President-elect Joseph Biden has selected Xavier Becerra, California’s attorney general, as his nominee to lead U.S. Health and Human Services Department (HHS).

Becerra, who represented California in the U.S. House of Representatives from 1993 to 2017, was chairman of the House Democratic Caucus from 2013 to 2017 and served on the powerful House Ways and Means Committee. He earned his bachelor and law degrees from Stanford. If confirmed, Becerra would be the first Latino to lead HHS.

A fierce champion of the Patient Protection and Affordable Care Act, Becerra is leading 20 states and Washington, D.C.  to protect the seminal 2010 healthcare law from being dismantled. He would also oversee the department at a critical time during the Covid-19 pandemic, as caseloads surge and a massive vaccination effort is set to launch soon.

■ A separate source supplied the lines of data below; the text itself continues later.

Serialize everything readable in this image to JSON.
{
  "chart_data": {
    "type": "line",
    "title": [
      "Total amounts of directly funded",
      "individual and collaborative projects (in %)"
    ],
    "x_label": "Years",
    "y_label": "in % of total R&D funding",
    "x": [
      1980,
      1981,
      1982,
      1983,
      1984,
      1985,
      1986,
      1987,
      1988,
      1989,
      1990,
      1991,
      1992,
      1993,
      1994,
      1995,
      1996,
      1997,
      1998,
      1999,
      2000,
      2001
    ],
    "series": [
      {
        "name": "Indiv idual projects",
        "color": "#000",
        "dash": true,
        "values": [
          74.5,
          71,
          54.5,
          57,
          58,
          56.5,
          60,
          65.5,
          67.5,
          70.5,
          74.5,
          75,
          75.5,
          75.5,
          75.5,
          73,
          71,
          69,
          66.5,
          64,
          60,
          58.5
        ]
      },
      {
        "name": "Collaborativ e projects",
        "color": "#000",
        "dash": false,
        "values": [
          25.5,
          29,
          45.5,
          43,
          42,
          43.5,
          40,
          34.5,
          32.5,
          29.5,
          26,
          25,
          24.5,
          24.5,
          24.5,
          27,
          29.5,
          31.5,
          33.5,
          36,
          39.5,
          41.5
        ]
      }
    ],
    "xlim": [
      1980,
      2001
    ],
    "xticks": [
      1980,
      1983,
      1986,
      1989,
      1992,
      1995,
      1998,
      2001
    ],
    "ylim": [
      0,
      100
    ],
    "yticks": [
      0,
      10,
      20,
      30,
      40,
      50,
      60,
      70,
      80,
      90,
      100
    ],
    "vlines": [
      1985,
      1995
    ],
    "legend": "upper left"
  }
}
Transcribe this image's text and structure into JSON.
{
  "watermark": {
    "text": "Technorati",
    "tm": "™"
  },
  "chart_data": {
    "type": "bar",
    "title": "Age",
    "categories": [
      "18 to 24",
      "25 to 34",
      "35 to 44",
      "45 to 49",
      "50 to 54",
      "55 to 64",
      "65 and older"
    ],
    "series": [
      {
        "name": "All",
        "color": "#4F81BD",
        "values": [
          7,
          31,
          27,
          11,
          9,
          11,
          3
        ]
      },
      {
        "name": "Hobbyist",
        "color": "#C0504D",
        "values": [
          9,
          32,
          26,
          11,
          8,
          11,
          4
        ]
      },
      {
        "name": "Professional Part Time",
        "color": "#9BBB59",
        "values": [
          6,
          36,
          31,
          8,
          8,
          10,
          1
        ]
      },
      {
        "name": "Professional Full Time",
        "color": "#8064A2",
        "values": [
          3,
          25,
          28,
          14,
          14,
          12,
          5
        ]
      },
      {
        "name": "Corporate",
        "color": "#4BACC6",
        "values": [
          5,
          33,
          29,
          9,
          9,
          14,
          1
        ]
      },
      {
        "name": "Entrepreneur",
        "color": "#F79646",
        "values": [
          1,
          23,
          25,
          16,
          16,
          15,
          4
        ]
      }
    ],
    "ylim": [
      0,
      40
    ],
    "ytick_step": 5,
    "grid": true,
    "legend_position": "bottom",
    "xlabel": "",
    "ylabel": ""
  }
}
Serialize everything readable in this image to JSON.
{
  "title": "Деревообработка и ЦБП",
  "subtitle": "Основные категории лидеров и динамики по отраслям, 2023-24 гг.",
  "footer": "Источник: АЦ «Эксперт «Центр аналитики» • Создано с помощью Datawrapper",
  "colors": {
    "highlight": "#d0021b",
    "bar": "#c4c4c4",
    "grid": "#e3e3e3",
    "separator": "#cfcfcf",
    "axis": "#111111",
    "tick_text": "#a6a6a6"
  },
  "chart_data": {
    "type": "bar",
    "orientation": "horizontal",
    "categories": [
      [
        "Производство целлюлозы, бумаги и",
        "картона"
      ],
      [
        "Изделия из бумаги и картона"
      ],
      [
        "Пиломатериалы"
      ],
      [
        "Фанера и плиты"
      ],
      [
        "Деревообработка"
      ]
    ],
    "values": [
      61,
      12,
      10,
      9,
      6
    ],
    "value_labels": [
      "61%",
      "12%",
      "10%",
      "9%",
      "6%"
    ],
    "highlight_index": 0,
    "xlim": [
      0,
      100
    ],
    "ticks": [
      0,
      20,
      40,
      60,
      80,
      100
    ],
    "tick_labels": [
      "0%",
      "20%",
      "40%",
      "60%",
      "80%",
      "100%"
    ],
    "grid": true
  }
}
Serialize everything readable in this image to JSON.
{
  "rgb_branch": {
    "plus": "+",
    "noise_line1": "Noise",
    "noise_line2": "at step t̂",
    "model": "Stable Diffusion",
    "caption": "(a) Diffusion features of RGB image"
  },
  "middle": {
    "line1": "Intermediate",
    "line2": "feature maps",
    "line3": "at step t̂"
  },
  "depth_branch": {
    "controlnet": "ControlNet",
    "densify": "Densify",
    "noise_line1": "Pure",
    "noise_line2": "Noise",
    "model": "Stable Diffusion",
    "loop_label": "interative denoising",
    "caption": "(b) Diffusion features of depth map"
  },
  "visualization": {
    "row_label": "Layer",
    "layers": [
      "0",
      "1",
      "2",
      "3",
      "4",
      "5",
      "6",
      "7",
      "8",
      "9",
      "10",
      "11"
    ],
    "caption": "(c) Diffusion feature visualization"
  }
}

Meanwhile, Biden chose Vivek Murthy, M.D. to reprise his role as U.S. Surgeon General. Murthy served as the nation’s 19th U.S. Surgeon General during the Obama administration from December 2014 until January 2017. Murthy completed his internal medicine residency at Brigham and Women’s Hospital and Harvard Medical School, and also led and managed medical teams as a faculty member.

Biden also named Rochelle Walensky, M.D., M.P.H., chief of infectious diseases at Massachusetts General Hospital, to lead the Centers for Disease Control and Prevention in Atlanta. Walensky also serves as professor of medicine at Harvard Medical School and is an expert on AIDS and HIV.